Colección de drabbles: Fictober 2017
Día: 5
Número de drabble: 2
Palabra: Serpiente
Número de palabras: 412
El aroma de la serpiente
—Vamos, Nami. Si no me ayudas no terminaré nunca —rogó Usopp cansado de que los demás chicos no hicieran su parte para terminar el día de lavandería.
La navegante suspiró y se irguió en el camastro donde tomaba el sol junto a sus mandarinos —Bien, te ayudaré y cómo hace tan buen clima, serán sólo mil berries —Le guiñó un ojo al tirador que sólo resopló resignado—. ¡Sanji-kun, nadie comerá hasta terminar de lavar la ropa! —exclamó demasiado fuerte.
—¡Cómo desees, Nami-swan! —respondió el cocinero justo bajo sus pies.
En menos de lo que le tomó recostarse, Luffy venía ya con un cesto repleto de ropa sucia del cuarto de los hombres y alguna que, Usopp juraría estaba colgada y limpia.
Le entregó el cesto atiborrado a más no poder y con una palmada en la espalda de Usopp dio por terminada su labor. El narizón por otro lado, avanzaba sin balance con la montaña de ropa impidiendo su vista, tirando prendas por doquier.
—Luffy, ayúdalo con lo que va tirando— pidió Nami, cuando una prenda a sus pies llamó su atención. Una capa de mujer blanca, con manchas cafés en la capucha.
—¿De dónde salió esto, Luffy? —preguntó curiosa al no reconocer la capa.
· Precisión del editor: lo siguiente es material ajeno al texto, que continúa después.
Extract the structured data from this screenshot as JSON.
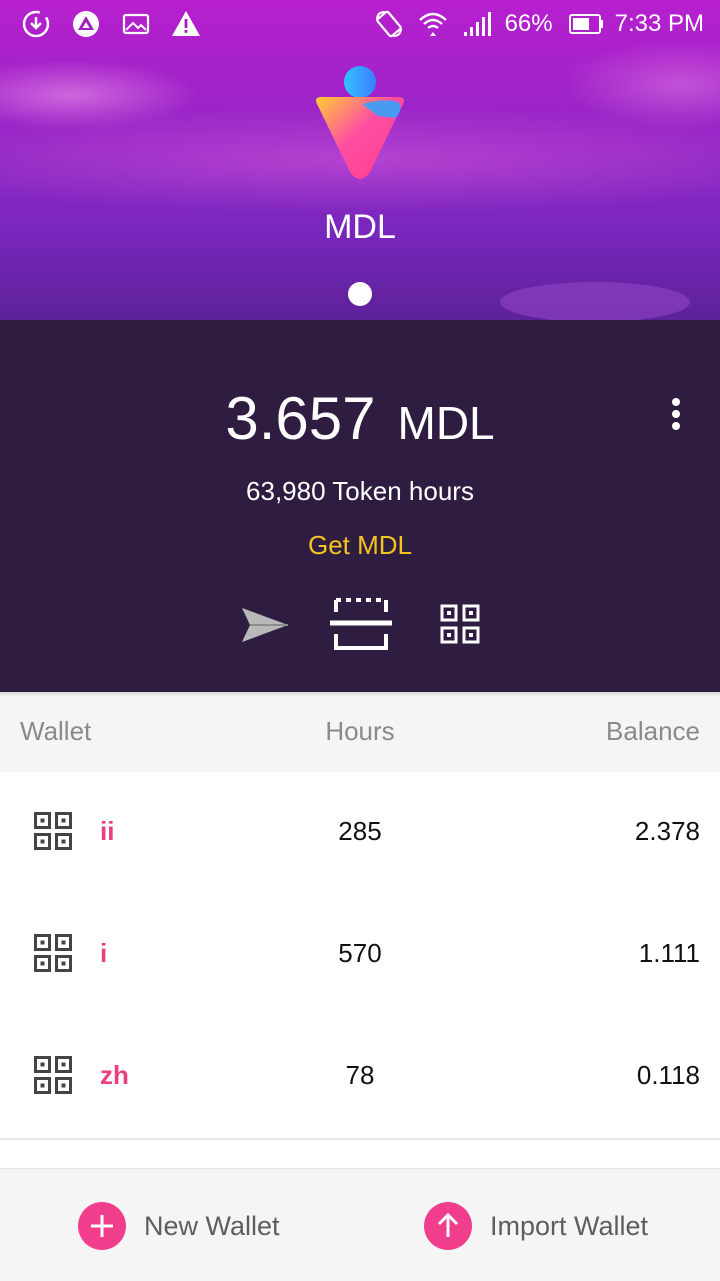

Luffy reconoció la pieza de ropa, pero era incapaz de recordar cómo es que la tenía. En un esfuerzo monumental, se concentró todo lo que pudo y llegando a ponerse rojo de tanto pensar, finalmente respondió —Es de Hancock me la dio para ocultarme cuando llegué a Shabondy.
Nami seguía escudriñando la capa, y Luffy no entendía la razón, hasta que llegó a una extraña conclusión —ah, sí. Huele raro, ¿no?
A Nami le sorprendió aquéllo, el aroma que desprendía era exquisito, envolvente, pero no podía equipararse con nada que ella conociera.
Era sin dudas el aroma de la emperatriz pirata —¿No te gusta cómo huele? —Luffy encogió los hombros, no tenía interés.
—No es como si habláramos de carne o una de tus mandarinas —respondió finalmente.
Nami se enterneció ante tal respuesta, ¿por qué? Sólo ella sabe. Se levantó del camastro y se dirigió a los mandarinos, cortó el mejor fruto que vio y se lo entregó al capitán.
—Aún falta para que podamos comer —dijo volviendo a su lugar.
Luffy le dedicó su característica gran sonrisa, se sentó en el piso junto a ella y comenzó a disfrutar del sabor y el aroma de una de las mandarinas de Nami, perfectamente madura.